Preferring pizzas, followed by noodles, aerated drinks and ice cream

JAIPUR: Believe it or not, children of even traditional cities and towns are increasingly getting hooked to junk food these days. Among the school-going children in the age group of 9-14 years here in the Pink City, as many as 65 per cent have been found to be interested in having junk food in the lunch box while 43 per cent prefer aerated and canned drinks to “doodh” (milk) even when the Chief Minister herself promotes the habit of drinking milk through her advertisement campaigns.

A new survey titled “Lunch box challenge”, conducted among the school children of Jaipur city on the eve of World Consumer Rights Day by the CUTS Centre for Consumer Action, Research & Training (CUTS CART) found the pizza the most preferred junk food followed by noodles. Among the unhealthy drinks and desserts, aerated drinks were the first choice while ice creams came next. Though the main reasons for the liking, as mentioned by children, were taste and look, in that order, the third reason given was the TV advertisements which played a major role in influencing their choices. “Every year the World Consumer Rights Day is observed on March 15. This year’s theme, ‘Junk Food Generation’, is to attract the attention of the international community to the campaign against the marketing of unhealthy food to children,” said George Cheriyan of CUTS CART.

The CUTS CART survey was conducted among the students of classes IV to IX. Out of all the students who took part in the survey, 58 per cent were boys and the remaining, girls. The most preferred item among the healthy dishes was the traditional roti and sabji/dal. Pav Bhaji was second and poha the next. Among the healthy drinks, 26 per cent children liked fresh fruit juice, compared to only 11 per cent opting for milk, the most abundantly available nutrition in Rajasthan.

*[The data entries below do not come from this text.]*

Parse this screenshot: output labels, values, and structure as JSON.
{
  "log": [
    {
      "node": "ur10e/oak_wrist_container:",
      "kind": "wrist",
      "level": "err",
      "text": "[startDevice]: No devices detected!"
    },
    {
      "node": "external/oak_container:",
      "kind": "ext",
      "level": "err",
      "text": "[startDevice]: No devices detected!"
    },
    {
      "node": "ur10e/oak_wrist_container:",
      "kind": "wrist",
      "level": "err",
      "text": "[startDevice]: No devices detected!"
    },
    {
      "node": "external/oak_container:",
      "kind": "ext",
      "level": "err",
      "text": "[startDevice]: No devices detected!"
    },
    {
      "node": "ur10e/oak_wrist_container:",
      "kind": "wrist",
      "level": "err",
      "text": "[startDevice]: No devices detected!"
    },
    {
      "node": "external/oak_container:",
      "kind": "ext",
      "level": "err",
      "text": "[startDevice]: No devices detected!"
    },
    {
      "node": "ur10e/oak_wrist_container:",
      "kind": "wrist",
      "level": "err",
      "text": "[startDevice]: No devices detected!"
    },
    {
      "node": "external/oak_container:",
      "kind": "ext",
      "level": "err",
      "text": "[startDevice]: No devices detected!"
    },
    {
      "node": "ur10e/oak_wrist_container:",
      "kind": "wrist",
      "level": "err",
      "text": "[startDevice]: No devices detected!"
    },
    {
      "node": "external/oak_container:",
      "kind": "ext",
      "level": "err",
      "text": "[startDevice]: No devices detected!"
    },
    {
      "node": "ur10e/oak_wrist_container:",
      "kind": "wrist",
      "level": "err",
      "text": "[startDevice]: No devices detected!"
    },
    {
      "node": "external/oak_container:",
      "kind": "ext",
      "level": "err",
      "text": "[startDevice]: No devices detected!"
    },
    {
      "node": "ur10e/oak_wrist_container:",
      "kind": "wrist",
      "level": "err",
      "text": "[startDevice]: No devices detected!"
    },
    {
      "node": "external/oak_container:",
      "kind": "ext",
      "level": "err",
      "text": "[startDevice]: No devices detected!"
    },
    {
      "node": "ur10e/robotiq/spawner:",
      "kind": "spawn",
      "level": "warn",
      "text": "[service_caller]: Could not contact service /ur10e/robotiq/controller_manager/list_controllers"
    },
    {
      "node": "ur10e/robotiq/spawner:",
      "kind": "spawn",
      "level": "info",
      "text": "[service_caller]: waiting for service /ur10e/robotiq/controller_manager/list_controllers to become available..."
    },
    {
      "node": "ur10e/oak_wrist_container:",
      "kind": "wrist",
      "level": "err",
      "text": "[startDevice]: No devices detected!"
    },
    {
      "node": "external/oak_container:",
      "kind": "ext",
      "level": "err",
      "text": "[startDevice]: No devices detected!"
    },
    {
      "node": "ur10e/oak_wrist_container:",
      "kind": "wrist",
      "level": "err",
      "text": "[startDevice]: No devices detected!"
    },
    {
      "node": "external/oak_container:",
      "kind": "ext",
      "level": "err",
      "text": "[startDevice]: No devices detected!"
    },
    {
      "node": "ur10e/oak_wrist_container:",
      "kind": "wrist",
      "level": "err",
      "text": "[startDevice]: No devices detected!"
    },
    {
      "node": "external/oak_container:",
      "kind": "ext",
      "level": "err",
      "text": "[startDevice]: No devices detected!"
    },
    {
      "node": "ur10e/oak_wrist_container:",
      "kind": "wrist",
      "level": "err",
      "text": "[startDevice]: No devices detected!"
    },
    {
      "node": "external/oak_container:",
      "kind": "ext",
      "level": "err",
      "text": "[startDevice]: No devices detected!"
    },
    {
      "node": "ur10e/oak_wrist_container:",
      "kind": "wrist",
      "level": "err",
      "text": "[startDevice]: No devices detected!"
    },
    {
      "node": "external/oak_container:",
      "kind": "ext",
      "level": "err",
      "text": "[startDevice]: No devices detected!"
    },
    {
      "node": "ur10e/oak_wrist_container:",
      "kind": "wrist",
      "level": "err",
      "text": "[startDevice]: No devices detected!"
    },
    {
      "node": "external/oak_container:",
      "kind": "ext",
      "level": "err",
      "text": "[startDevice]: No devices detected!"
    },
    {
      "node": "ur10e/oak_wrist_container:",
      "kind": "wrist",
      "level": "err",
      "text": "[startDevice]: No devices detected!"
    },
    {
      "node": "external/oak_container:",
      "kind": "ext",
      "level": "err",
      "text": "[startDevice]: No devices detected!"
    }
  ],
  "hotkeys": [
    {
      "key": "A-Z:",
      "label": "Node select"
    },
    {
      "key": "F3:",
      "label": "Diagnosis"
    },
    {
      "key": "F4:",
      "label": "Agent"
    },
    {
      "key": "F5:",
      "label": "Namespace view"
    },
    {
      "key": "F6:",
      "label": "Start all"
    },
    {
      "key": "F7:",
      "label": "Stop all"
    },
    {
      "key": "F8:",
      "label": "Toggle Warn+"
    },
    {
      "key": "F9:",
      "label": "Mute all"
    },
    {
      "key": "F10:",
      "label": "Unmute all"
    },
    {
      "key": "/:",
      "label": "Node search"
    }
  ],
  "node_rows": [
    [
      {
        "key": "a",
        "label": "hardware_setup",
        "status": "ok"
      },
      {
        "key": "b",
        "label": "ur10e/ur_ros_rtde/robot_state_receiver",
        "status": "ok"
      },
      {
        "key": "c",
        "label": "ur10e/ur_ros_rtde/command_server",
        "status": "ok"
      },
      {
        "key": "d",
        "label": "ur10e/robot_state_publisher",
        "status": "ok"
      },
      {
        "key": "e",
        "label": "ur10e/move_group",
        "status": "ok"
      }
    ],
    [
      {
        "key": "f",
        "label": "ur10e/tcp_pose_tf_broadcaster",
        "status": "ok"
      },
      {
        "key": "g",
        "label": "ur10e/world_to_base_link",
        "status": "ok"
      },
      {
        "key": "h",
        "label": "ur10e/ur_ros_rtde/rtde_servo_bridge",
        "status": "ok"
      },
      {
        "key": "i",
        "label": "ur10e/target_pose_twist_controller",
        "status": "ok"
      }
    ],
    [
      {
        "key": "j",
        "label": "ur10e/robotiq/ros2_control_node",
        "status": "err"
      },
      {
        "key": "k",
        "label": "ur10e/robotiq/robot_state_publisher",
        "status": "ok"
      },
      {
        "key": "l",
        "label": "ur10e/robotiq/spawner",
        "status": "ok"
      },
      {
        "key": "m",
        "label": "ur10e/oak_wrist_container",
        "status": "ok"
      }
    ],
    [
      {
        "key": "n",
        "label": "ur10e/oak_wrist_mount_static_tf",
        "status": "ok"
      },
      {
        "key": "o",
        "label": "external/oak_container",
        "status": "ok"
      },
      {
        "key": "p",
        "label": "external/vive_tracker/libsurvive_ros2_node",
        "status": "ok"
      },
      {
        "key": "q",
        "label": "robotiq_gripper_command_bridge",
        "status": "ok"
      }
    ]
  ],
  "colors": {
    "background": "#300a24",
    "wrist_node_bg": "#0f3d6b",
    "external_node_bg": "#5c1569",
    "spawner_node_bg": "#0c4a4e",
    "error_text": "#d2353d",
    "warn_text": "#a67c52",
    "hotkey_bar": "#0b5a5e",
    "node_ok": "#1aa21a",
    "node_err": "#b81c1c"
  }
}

Unhealthy dietary habits are a cause of major concern the world over. The World Health Organisation has identified being overweight as a global problem, pointing out that more than 300 million people are obese. About 22 million children around the world under the age of five are overweight and there is a need prevent the spread of the childhood obesity. “The survey finding clearly shows the need for advocacy and campaign for an international code on the marketing of junk food to kids,” observed Mr. Cheriyan.